Along with an April 26, 2017 attack that killed Sgt. Meggan Callahan, 29, in an understaffed unit at the Bertie Correctional Institution, the deadly escape attempt at Pasquotank prompted state lawmakers to take steps to reform North Carolina’s prison system. The prisoner who killed Callahan by beating her to death with a fire extinguisher, Craig Wissink, has been charged with first-degree murder and faces the death penalty.
“The General Assembly needs to look into this,” said state Rep.

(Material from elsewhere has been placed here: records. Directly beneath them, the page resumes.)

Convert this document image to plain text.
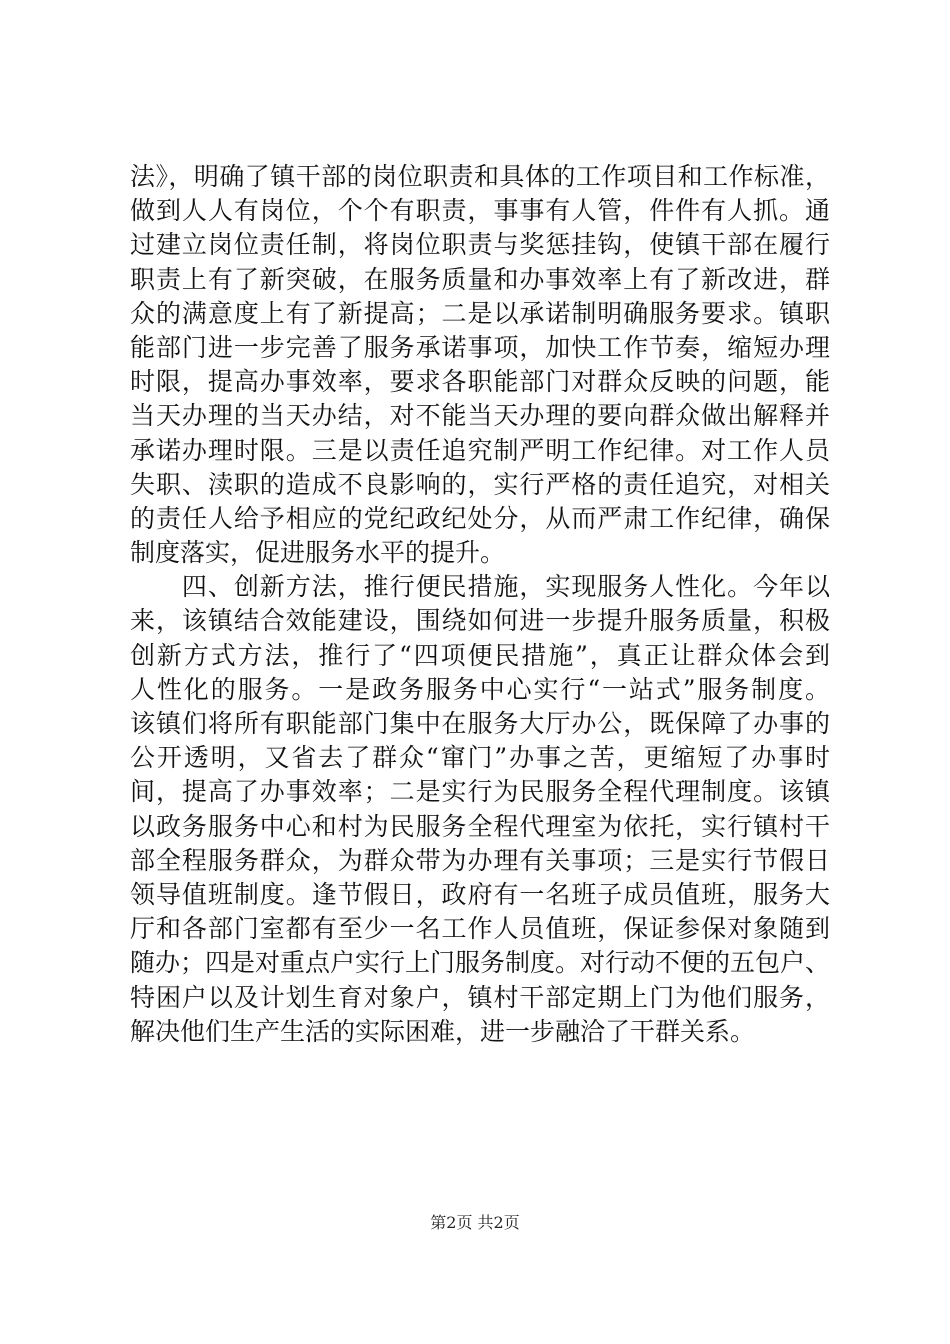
法》，明确了镇干部的岗位职责和具体的工作项目和工作标准，
做到人人有岗位，个个有职责，事事有人管，件件有人抓。通
过建立岗位责任制，将岗位职责与奖惩挂钩，使镇干部在履行
职责上有了新突破，在服务质量和办事效率上有了新改进，群
众的满意度上有了新提高；二是以承诺制明确服务要求。镇职
能部门进一步完善了服务承诺事项，加快工作节奏，缩短办理
时限，提高办事效率，要求各职能部门对群众反映的问题，能
当天办理的当天办结，对不能当天办理的要向群众做出解释并
承诺办理时限。三是以责任追究制严明工作纪律。对工作人员
失职、渎职的造成不良影响的，实行严格的责任追究，对相关
的责任人给予相应的党纪政纪处分，从而严肃工作纪律，确保
制度落实，促进服务水平的提升。
　　四、创新方法，推行便民措施，实现服务人性化。今年以
来，该镇结合效能建设，围绕如何进一步提升服务质量，积极
创新方式方法，推行了“四项便民措施”，真正让群众体会到
人性化的服务。一是政务服务中心实行“一站式”服务制度。
该镇们将所有职能部门集中在服务大厅办公，既保障了办事的
公开透明，又省去了群众“窜门”办事之苦，更缩短了办事时
间，提高了办事效率；二是实行为民服务全程代理制度。该镇
以政务服务中心和村为民服务全程代理室为依托，实行镇村干
部全程服务群众，为群众带为办理有关事项；三是实行节假日
领导值班制度。逢节假日，政府有一名班子成员值班，服务大
厅和各部门室都有至少一名工作人员值班，保证参保对象随到
随办；四是对重点户实行上门服务制度。对行动不便的五包户、
特困户以及计划生育对象户，镇村干部定期上门为他们服务，
解决他们生产生活的实际困难，进一步融洽了干群关系。
第2页 共2页
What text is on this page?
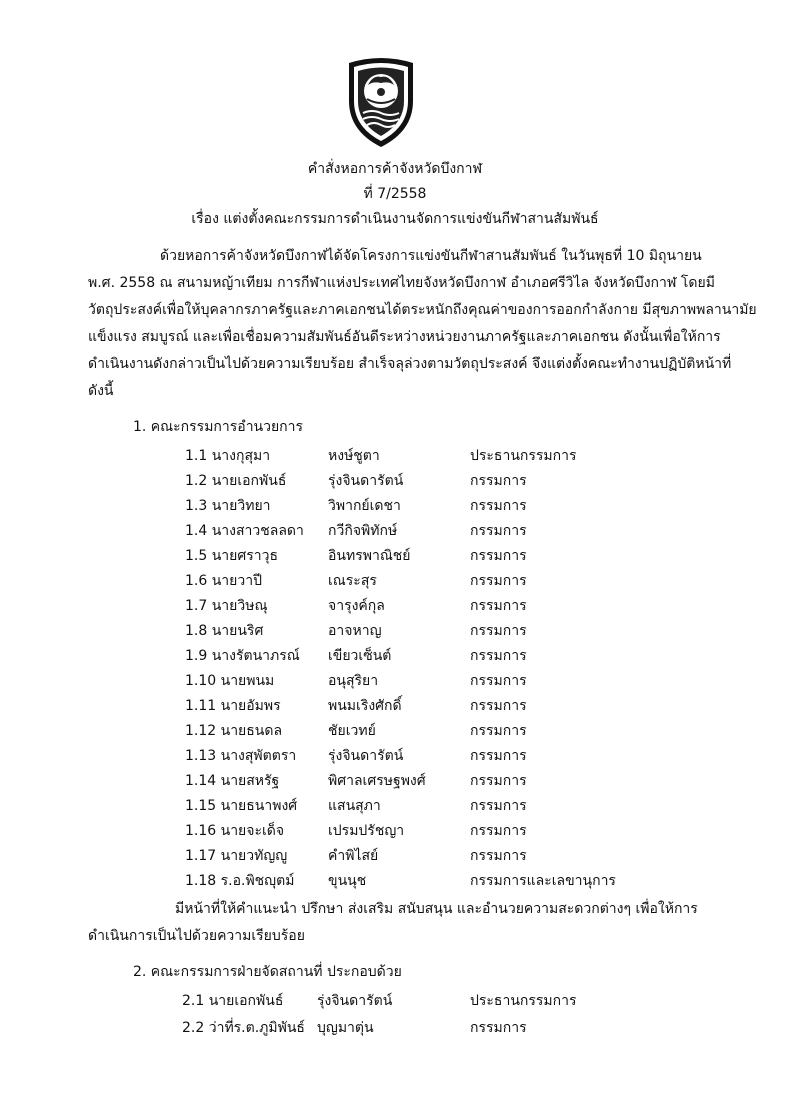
คำสั่งหอการค้าจังหวัดบึงกาฬ
ที่ 7/2558
เรื่อง แต่งตั้งคณะกรรมการดำเนินงานจัดการแข่งขันกีฬาสานสัมพันธ์
ด้วยหอการค้าจังหวัดบึงกาฬได้จัดโครงการแข่งขันกีฬาสานสัมพันธ์ ในวันพุธที่ 10 มิถุนายน
พ.ศ. 2558 ณ สนามหญ้าเทียม การกีฬาแห่งประเทศไทยจังหวัดบึงกาฬ อำเภอศรีวิไล จังหวัดบึงกาฬ โดยมี
วัตถุประสงค์เพื่อให้บุคลากรภาครัฐและภาคเอกชนได้ตระหนักถึงคุณค่าของการออกกำลังกาย มีสุขภาพพลานามัย
แข็งแรง สมบูรณ์ และเพื่อเชื่อมความสัมพันธ์อันดีระหว่างหน่วยงานภาครัฐและภาคเอกชน ดังนั้นเพื่อให้การ
ดำเนินงานดังกล่าวเป็นไปด้วยความเรียบร้อย สำเร็จลุล่วงตามวัตถุประสงค์ จึงแต่งตั้งคณะทำงานปฏิบัติหน้าที่
ดังนี้
1. คณะกรรมการอำนวยการ
1.1 นางกุสุมา	หงษ์ชูตา	ประธานกรรมการ
1.2 นายเอกพันธ์	รุ่งจินดารัตน์	กรรมการ
1.3 นายวิทยา	วิพากย์เดชา	กรรมการ
1.4 นางสาวชลลดา กวีกิจพิทักษ์	กรรมการ
1.5 นายศราวุธ	อินทรพาณิชย์	กรรมการ
1.6 นายวาปี	เณระสุร	กรรมการ
1.7 นายวิษณุ	จารุงค์กุล	กรรมการ
1.8 นายนริศ	อาจหาญ	กรรมการ
1.9 นางรัตนาภรณ์ เขียวเซ็นต์	กรรมการ
1.10 นายพนม	อนุสุริยา	กรรมการ
1.11 นายอัมพร	พนมเริงศักดิ์	กรรมการ
1.12 นายธนดล	ชัยเวทย์	กรรมการ
1.13 นางสุพัตตรา รุ่งจินดารัตน์	กรรมการ
1.14 นายสหรัฐ	พิศาลเศรษฐพงศ์	กรรมการ
1.15 นายธนาพงศ์ แสนสุภา	กรรมการ
1.16 นายจะเด็จ	เปรมปรัชญา	กรรมการ
1.17 นายวทัญญู	คำพิไสย์	กรรมการ
1.18 ร.อ.พิชญุตม์ ขุนนุช	กรรมการและเลขานุการ
มีหน้าที่ให้คำแนะนำ ปรึกษา ส่งเสริม สนับสนุน และอำนวยความสะดวกต่างๆ เพื่อให้การ
ดำเนินการเป็นไปด้วยความเรียบร้อย
2. คณะกรรมการฝ่ายจัดสถานที่ ประกอบด้วย
2.1 นายเอกพันธ์ รุ่งจินดารัตน์	ประธานกรรมการ
2.2 ว่าที่ร.ต.ภูมิพันธ์ บุญมาตุ่น	กรรมการ
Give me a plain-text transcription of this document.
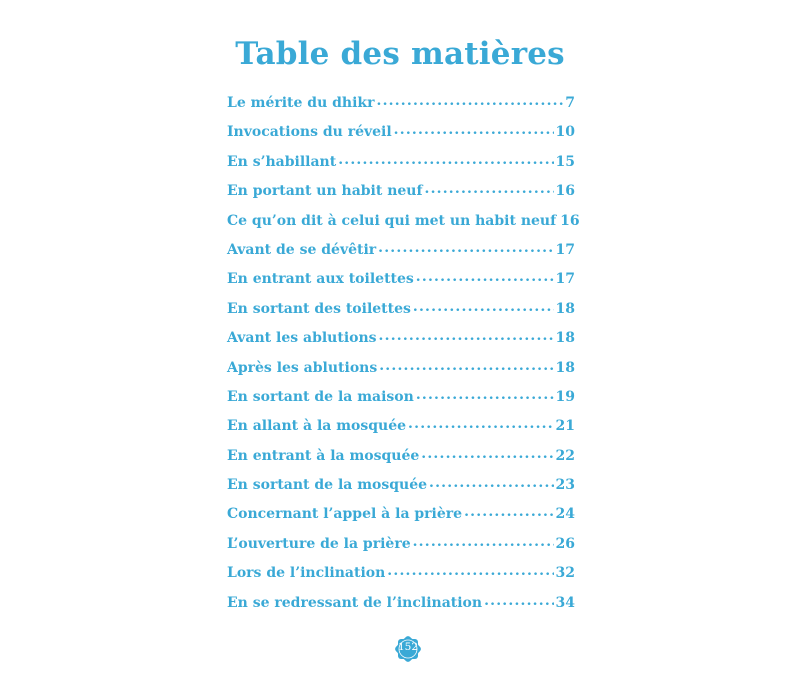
Table des matières
Le mérite du dhikr .....	7
Invocations du réveil .....	10
En s’habillant .....	15
En portant un habit neuf .....	16
Ce qu’on dit à celui qui met un habit neuf 16
Avant de se dévêtir .....	17
En entrant aux toilettes .....	17
En sortant des toilettes .....	18
Avant les ablutions .....	18
Après les ablutions .....	18
En sortant de la maison .....	19
En allant à la mosquée .....	21
En entrant à la mosquée .....	22
En sortant de la mosquée .....	23
Concernant l’appel à la prière .....	24
L’ouverture de la prière .....	26
Lors de l’inclination .....	32
En se redressant de l’inclination .....	34
152
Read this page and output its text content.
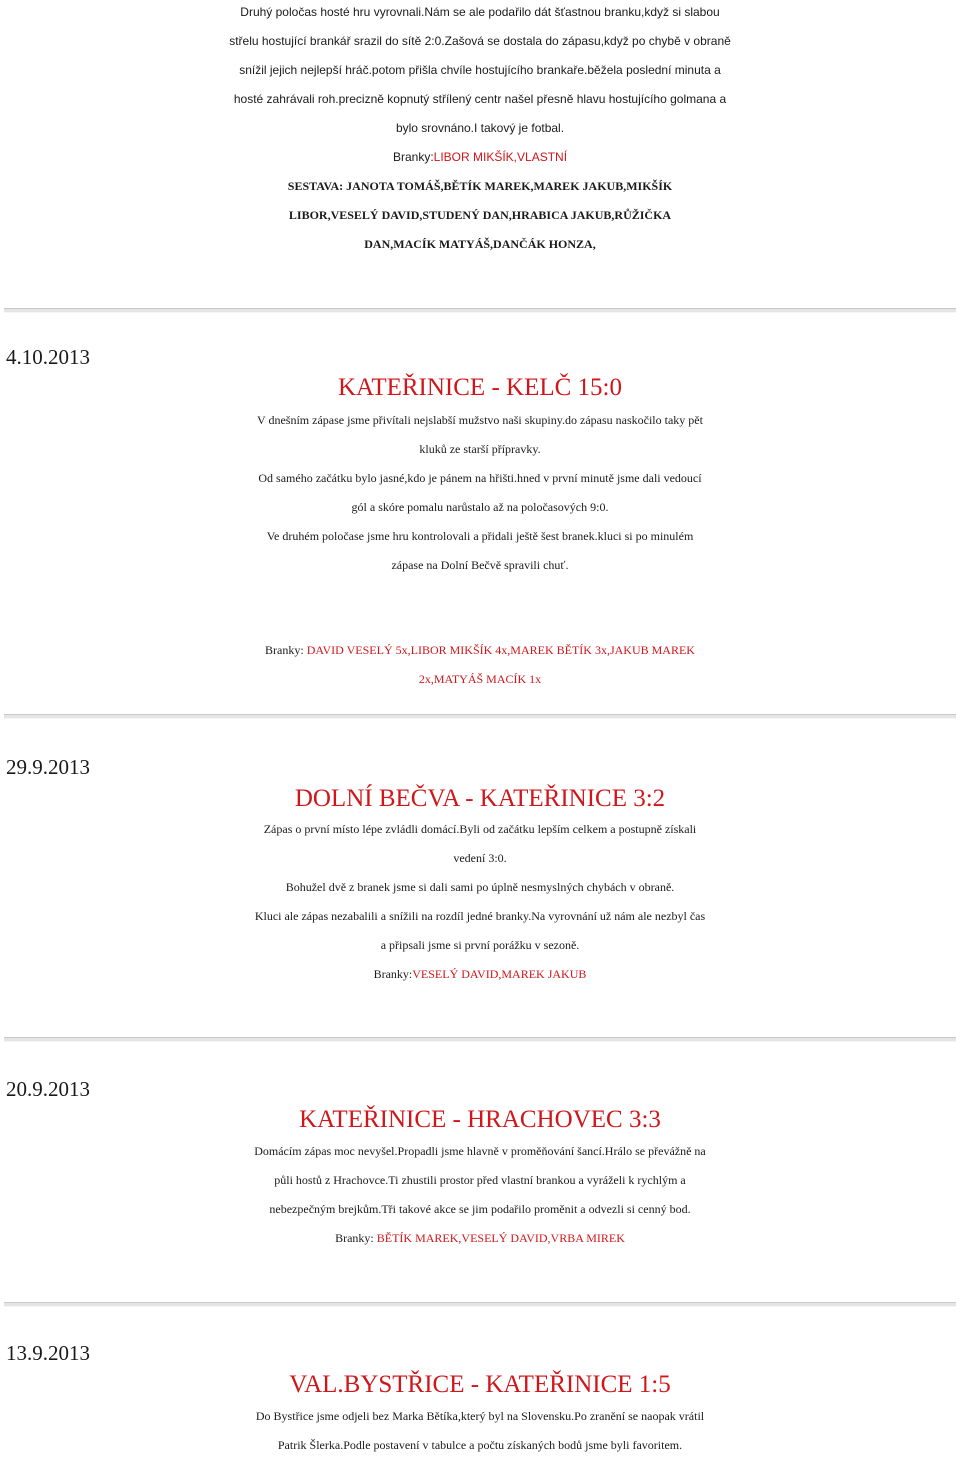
Druhý poločas hosté hru vyrovnali.Nám se ale podařilo dát šťastnou branku,když si slabou
střelu hostující brankář srazil do sítě 2:0.Zašová se dostala do zápasu,když po chybě v obraně
snížil jejich nejlepší hráč.potom přišla chvíle hostujícího brankaře.běžela poslední minuta a
hosté zahrávali roh.precizně kopnutý střílený centr našel přesně hlavu hostujícího golmana a
bylo srovnáno.I takový je fotbal.
Branky:LIBOR MIKŠÍK,VLASTNÍ
SESTAVA: JANOTA TOMÁŠ,BĚTÍK MAREK,MAREK JAKUB,MIKŠÍK
LIBOR,VESELÝ DAVID,STUDENÝ DAN,HRABICA JAKUB,RŮŽIČKA
DAN,MACÍK MATYÁŠ,DANČÁK HONZA,
4.10.2013
KATEŘINICE - KELČ 15:0
V dnešním zápase jsme přivítali nejslabší mužstvo naši skupiny.do zápasu naskočilo taky pět
kluků ze starší přípravky.
Od samého začátku bylo jasné,kdo je pánem na hřišti.hned v první minutě jsme dali vedoucí
gól a skóre pomalu narůstalo až na poločasových 9:0.
Ve druhém poločase jsme hru kontrolovali a přidali ještě šest branek.kluci si po minulém
zápase na Dolní Bečvě spravili chuť.
Branky: DAVID VESELÝ 5x,LIBOR MIKŠÍK 4x,MAREK BĚTÍK 3x,JAKUB MAREK
2x,MATYÁŠ MACÍK 1x
29.9.2013
DOLNÍ BEČVA - KATEŘINICE 3:2
Zápas o první místo lépe zvládli domácí.Byli od začátku lepším celkem a postupně získali
vedení 3:0.
Bohužel dvě z branek jsme si dali sami po úplně nesmyslných chybách v obraně.
Kluci ale zápas nezabalili a snížili na rozdíl jedné branky.Na vyrovnání už nám ale nezbyl čas
a připsali jsme si první porážku v sezoně.
Branky:VESELÝ DAVID,MAREK JAKUB
20.9.2013
KATEŘINICE - HRACHOVEC 3:3
Domácím zápas moc nevyšel.Propadli jsme hlavně v proměňování šancí.Hrálo se převážně na
půli hostů z Hrachovce.Ti zhustili prostor před vlastní brankou a vyráželi k rychlým a
nebezpečným brejkům.Tři takové akce se jim podařilo proměnit a odvezli si cenný bod.
Branky: BĚTÍK MAREK,VESELÝ DAVID,VRBA MIREK
13.9.2013
VAL.BYSTŘICE - KATEŘINICE 1:5
Do Bystřice jsme odjeli bez Marka Bětíka,který byl na Slovensku.Po zranění se naopak vrátil
Patrik Šlerka.Podle postavení v tabulce a počtu získaných bodů jsme byli favoritem.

Bob Steinburg. “I don’t think we should be looking at this just as a way to prevent incidents like this from happening again, we need to be charged with the task of creating prison reform from top to bottom.”
He added, “How is it allowed to spiral downward to such a level where these sorts of everyday things, the common sense things, were being neglected, that safety was just taken for granted?”
A prison reform board was instituted to provide advice to DPS officials with respect to improving staff training, assigning deputies to patrol perimeter fences and rotating prisoner work assignments.
In August 2018, DPS Director Kenneth Lassiter announced two major changes to state prison policies after 11 guards were assaulted by prisoners between February and March. First, solitary confinement can now last up to a year; also, visitation privileges can be revoked for up to two years as a disciplinary sanction.
“We must reinforce zero tolerance against an offender assaulting our staff and let everyone know there will be consequences,” Lassiter said.
Given the five prison employees slain in 2017, though, it would seem that increased punishment for prisoners who commit disciplinary offenses is too little, too late.